Judge Releases Manson Girl for Testifying
Friday, July 24th, 1970
LOS ANGELES, Jul. 24 – Mary Brunner, the first member of Charles Manson’s “family,” the mother of his child and an admitted murderess, walked out of Los Angeles Superior Court Thursday a free woman.
The Wisconsin University librarian, indicted for the murder of musician Gary Hinman, successfully won her freedom by claiming immunity granted her for her testimony in the case was still effective despite the fact she had changed her mind several times.
Following a two-day hearing, Judge Kathleen Parker agreed, ruling the district attorney’s filing of murder charges against her were “premature since, up to now, she has complied with the conditions of immunity.”
Miss Brunner, Judge Parker pointed out, testified before the County Grand Jury in the case against Robert Beausoleil, testified at his trial and again went before the grand jury, which indicted three more family members — including Manson himself.
At one point in the penalty hearing for Beausoleil — who was sentenced to die for the murder of Hinman — Miss Brunner recanted her testimony. She later changed her mind again and repeated her story of the torture killing of the musician at his Topanga Canyon home last July.
“Up to this point Miss Brunner has, although with reluctance, complied with the conditions of the immunity,” the woman judge ruled.
“She still has to testify in the case against Charles Manson, Susan Atkins and Bruce Davis, but that case has not been called and she has not yet been asked to testify, if she doesn’t testify when that case is called, then you have a different situation.”
Criminal attorney James E. Patterson, representing Miss Brunner, had argued the DA’s office had “gone to the table, cast their dice, but changed the rules of the game.”
“It’s far better that this woman go unpunished than the prosecution be allowed to play fast and loose with the law,” he said.
Deputy Dist. Atty.
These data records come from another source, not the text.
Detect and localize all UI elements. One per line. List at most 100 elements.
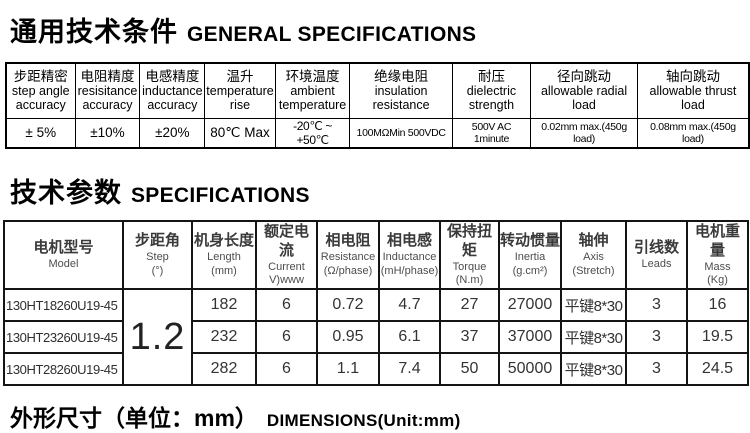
dimensions-title: 外形尺寸（单位：mm） DIMENSIONS(Unit:mm) <box>10 399 750 433</box>
header-en: Model <box>48 257 79 270</box>
col-ambient-temperature: 环境温度 ambient temperature <box>274 62 351 119</box>
header-zh: 轴向跳动 <box>665 68 720 84</box>
header-en: ambient temperature <box>278 84 347 113</box>
header-en: Step <box>146 250 169 263</box>
header-zh: 保持扭矩 <box>446 222 492 260</box>
header-en: Torque <box>452 260 487 273</box>
header-zh: 温升 <box>226 68 254 84</box>
header-en: Leads <box>641 257 672 270</box>
step-angle-cell: 1.2 <box>122 288 193 386</box>
header-en: allowable radial load <box>540 84 628 113</box>
col-torque: 保持扭矩 Torque (N.m) <box>439 219 500 290</box>
axis-cell: 平键8*30 <box>560 288 627 322</box>
header-zh: 电机重量 <box>694 222 740 260</box>
header-en: allowable thrust load <box>649 84 737 113</box>
specifications-title-zh: 技术参数 <box>10 177 122 208</box>
header-en: Current <box>268 260 305 273</box>
table-row: 130HT23260U19-45 232 6 0.95 6.1 37 37000… <box>3 320 749 354</box>
mass-cell: 19.5 <box>686 320 749 354</box>
inductance-cell: 4.7 <box>378 288 441 322</box>
current-cell: 6 <box>255 352 318 386</box>
torque-cell: 27 <box>439 288 500 322</box>
col-length: 机身长度 Length (mm) <box>191 219 257 290</box>
header-zh: 引线数 <box>633 239 679 257</box>
col-inertia: 转动惯量 Inertia (g.cm²) <box>498 219 562 290</box>
leads-cell: 3 <box>625 288 688 322</box>
header-en: Mass <box>704 260 731 273</box>
header-zh: 电感精度 <box>145 68 200 84</box>
mass-cell: 16 <box>686 288 749 322</box>
resistance-cell: 0.95 <box>316 320 380 354</box>
inductance-cell: 7.4 <box>378 352 441 386</box>
header-unit: (°) <box>151 264 164 277</box>
col-dielectric-strength: 耐压 dielectric strength <box>451 62 532 119</box>
header-zh: 电阻精度 <box>80 68 135 84</box>
general-specs-title-en: GENERAL SPECIFICATIONS <box>187 23 477 46</box>
header-zh: 转动惯量 <box>500 232 561 250</box>
value-resistance-accuracy: ±10% <box>74 117 141 148</box>
torque-cell: 37 <box>439 320 500 354</box>
axis-cell: 平键8*30 <box>560 320 627 354</box>
specifications-title-en: SPECIFICATIONS <box>131 183 310 207</box>
col-temperature-rise: 温升 temperature rise <box>204 62 276 119</box>
col-current: 额定电流 Current V)www <box>255 219 318 290</box>
spec-header-row: 电机型号 Model 步距角 Step (°) 机身长度 Length (mm)… <box>3 219 749 290</box>
header-en: Inertia <box>514 250 546 263</box>
model-cell: 130HT23260U19-45 <box>3 320 124 354</box>
header-zh: 绝缘电阻 <box>374 68 429 84</box>
value-dielectric-strength: 500V AC 1minute <box>451 117 532 148</box>
header-zh: 相电阻 <box>325 232 371 250</box>
general-specs-table: 步距精密 step angle accuracy 电阻精度 resisitanc… <box>5 62 750 149</box>
col-axis: 轴伸 Axis (Stretch) <box>560 219 627 290</box>
model-cell: 130HT18260U19-45 <box>3 288 124 322</box>
header-en: resisitance accuracy <box>77 84 138 113</box>
general-specs-value-row: ± 5% ±10% ±20% 80℃ Max -20℃ ~ +50℃ 100MΩ… <box>5 117 750 148</box>
resistance-cell: 0.72 <box>316 288 380 322</box>
col-inductance: 相电感 Inductance (mH/phase) <box>378 219 441 290</box>
col-insulation-resistance: 绝缘电阻 insulation resistance <box>349 62 453 119</box>
col-mass: 电机重量 Mass (Kg) <box>686 219 749 290</box>
header-zh: 耐压 <box>477 68 505 84</box>
table-row: 130HT18260U19-45 1.2 182 6 0.72 4.7 27 2… <box>3 288 749 386</box>
resistance-cell: 1.1 <box>316 352 380 386</box>
col-inductance-accuracy: 电感精度 inductance accuracy <box>139 62 206 119</box>
inertia-cell: 37000 <box>498 320 562 354</box>
length-cell: 232 <box>191 320 257 354</box>
header-zh: 相电感 <box>386 232 432 250</box>
current-cell: 6 <box>255 320 318 354</box>
specifications-table: 电机型号 Model 步距角 Step (°) 机身长度 Length (mm)… <box>3 219 749 386</box>
header-en: Resistance <box>320 250 376 263</box>
col-leads: 引线数 Leads <box>625 219 688 290</box>
header-en: insulation resistance <box>372 84 430 113</box>
axis-cell: 平键8*30 <box>560 352 627 386</box>
col-allowable-thrust-load: 轴向跳动 allowable thrust load <box>636 62 750 119</box>
model-cell: 130HT28260U19-45 <box>3 352 124 386</box>
header-unit: (mm) <box>211 264 237 277</box>
general-specs-header-row: 步距精密 step angle accuracy 电阻精度 resisitanc… <box>5 62 750 119</box>
inertia-cell: 27000 <box>498 288 562 322</box>
header-en: Axis <box>583 250 604 263</box>
col-allowable-radial-load: 径向跳动 allowable radial load <box>530 62 638 119</box>
length-cell: 182 <box>191 288 257 322</box>
specifications-title: 技术参数 SPECIFICATIONS <box>10 171 750 210</box>
col-resistance: 相电阻 Resistance (Ω/phase) <box>316 219 380 290</box>
torque-cell: 50 <box>439 352 500 386</box>
value-insulation-resistance: 100MΩMin 500VDC <box>349 117 453 148</box>
value-temperature-rise: 80℃ Max <box>204 117 276 148</box>
header-unit: (g.cm²) <box>512 264 548 277</box>
value-step-angle-accuracy: ± 5% <box>5 117 76 148</box>
header-unit: (Ω/phase) <box>323 264 373 277</box>
header-en: inductance accuracy <box>142 84 203 113</box>
header-zh: 步距角 <box>134 232 180 250</box>
value-allowable-radial-load: 0.02mm max.(450g load) <box>530 117 638 148</box>
header-unit: (mH/phase) <box>380 264 439 277</box>
header-unit: (Stretch) <box>572 264 615 277</box>
inertia-cell: 50000 <box>498 352 562 386</box>
general-specs-title: 通用技术条件 GENERAL SPECIFICATIONS <box>10 0 750 49</box>
header-unit: V)www <box>269 274 304 287</box>
header-en: dielectric strength <box>466 84 517 113</box>
header-en: Inductance <box>382 250 437 263</box>
leads-cell: 3 <box>625 352 688 386</box>
leads-cell: 3 <box>625 320 688 354</box>
length-cell: 282 <box>191 352 257 386</box>
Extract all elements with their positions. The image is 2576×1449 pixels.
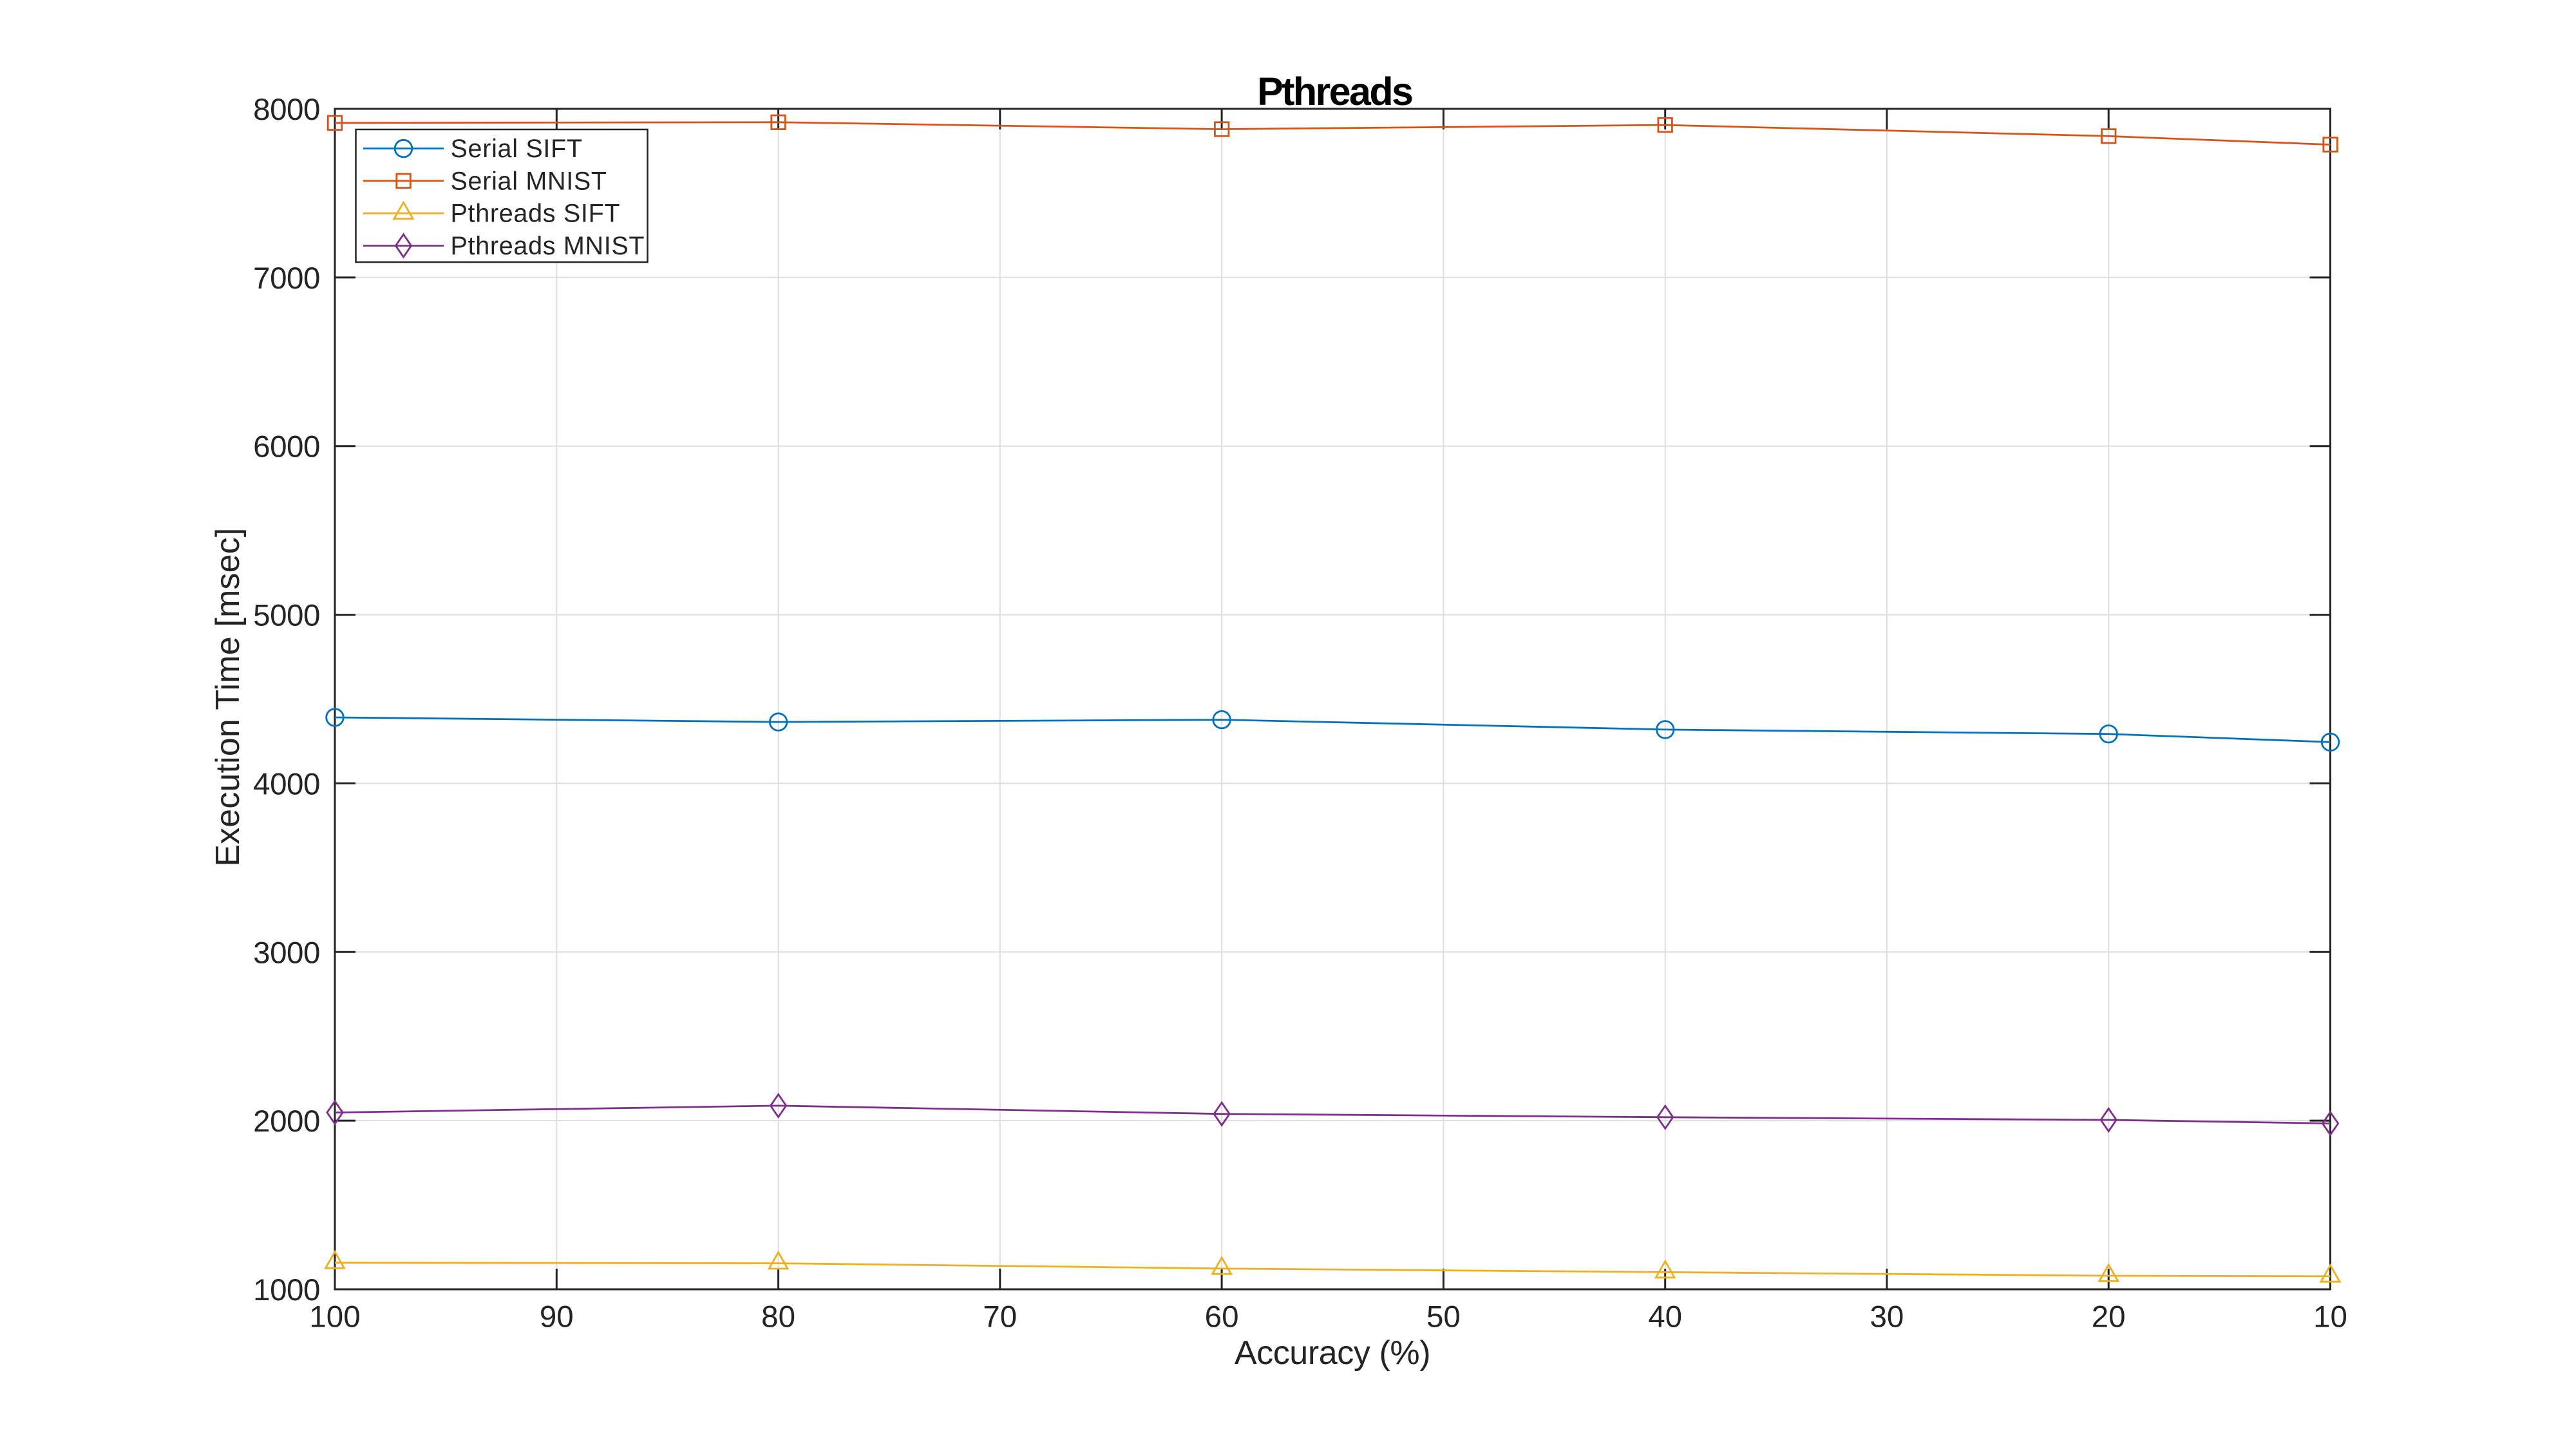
svg-text:40: 40: [1648, 1300, 1682, 1334]
svg-text:Accuracy (%): Accuracy (%): [1235, 1334, 1430, 1372]
svg-text:10: 10: [2313, 1300, 2347, 1334]
svg-text:70: 70: [983, 1300, 1017, 1334]
svg-text:Pthreads MNIST: Pthreads MNIST: [451, 232, 645, 260]
svg-text:4000: 4000: [253, 767, 320, 801]
svg-text:2000: 2000: [253, 1104, 320, 1139]
svg-text:1000: 1000: [253, 1273, 320, 1307]
svg-text:30: 30: [1870, 1300, 1904, 1334]
svg-text:3000: 3000: [253, 936, 320, 970]
svg-text:60: 60: [1205, 1300, 1239, 1334]
svg-text:100: 100: [309, 1300, 360, 1334]
svg-text:Pthreads: Pthreads: [1257, 70, 1412, 113]
svg-text:7000: 7000: [253, 261, 320, 296]
svg-text:Serial MNIST: Serial MNIST: [451, 167, 607, 195]
svg-text:6000: 6000: [253, 430, 320, 464]
svg-text:Execution Time [msec]: Execution Time [msec]: [209, 528, 247, 867]
svg-text:8000: 8000: [253, 93, 320, 127]
svg-text:5000: 5000: [253, 599, 320, 633]
svg-text:50: 50: [1426, 1300, 1461, 1334]
svg-text:Pthreads SIFT: Pthreads SIFT: [451, 200, 621, 228]
svg-text:90: 90: [540, 1300, 574, 1334]
svg-text:Serial SIFT: Serial SIFT: [451, 135, 583, 163]
svg-text:20: 20: [2092, 1300, 2126, 1334]
svg-text:80: 80: [761, 1300, 795, 1334]
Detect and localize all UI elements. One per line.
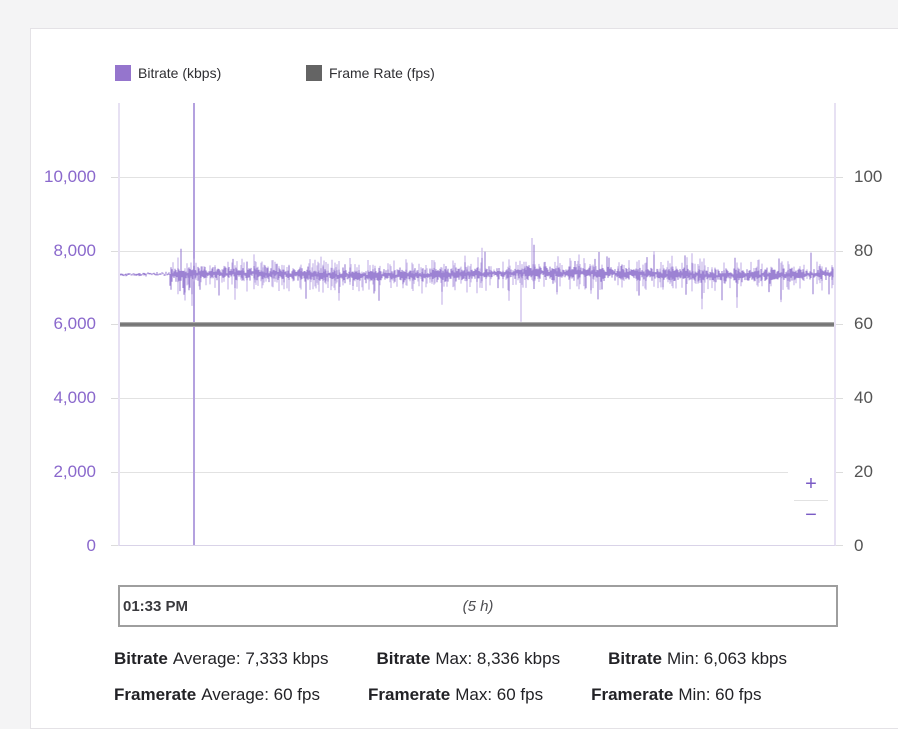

Burton Katz, who had successfully prosecuted Beausoleil for Hinman’s murder, argued unsuccessfully that the girl had “done everything she could to undermine the conviction of Beausoleil and attempted to thwart justice” by recanting her testimony and then again changing her mind.
On the stand in the Beausoleil case, Miss Brunner, 26, of Eau claire, Wis., said she had aided in the killing of Hinman by holding a pillow over the dying musician’s head in order to stifle his last gasps.
Although she told newsmen she had no plans for the future, she said she would return to Wisconsin to visit her son, Michael Manson, now in the custody of her parents.
“I’m happy…excited….but I have no plans except to go to Sybil Brand (Women’s Institute) and be officially released,” Miss Brunner said.
“Family” members, however, had plans:
“We’ll take her back to the Spahn Ranch for the night, but don’t tell anyone. We don’t want to be bothered.”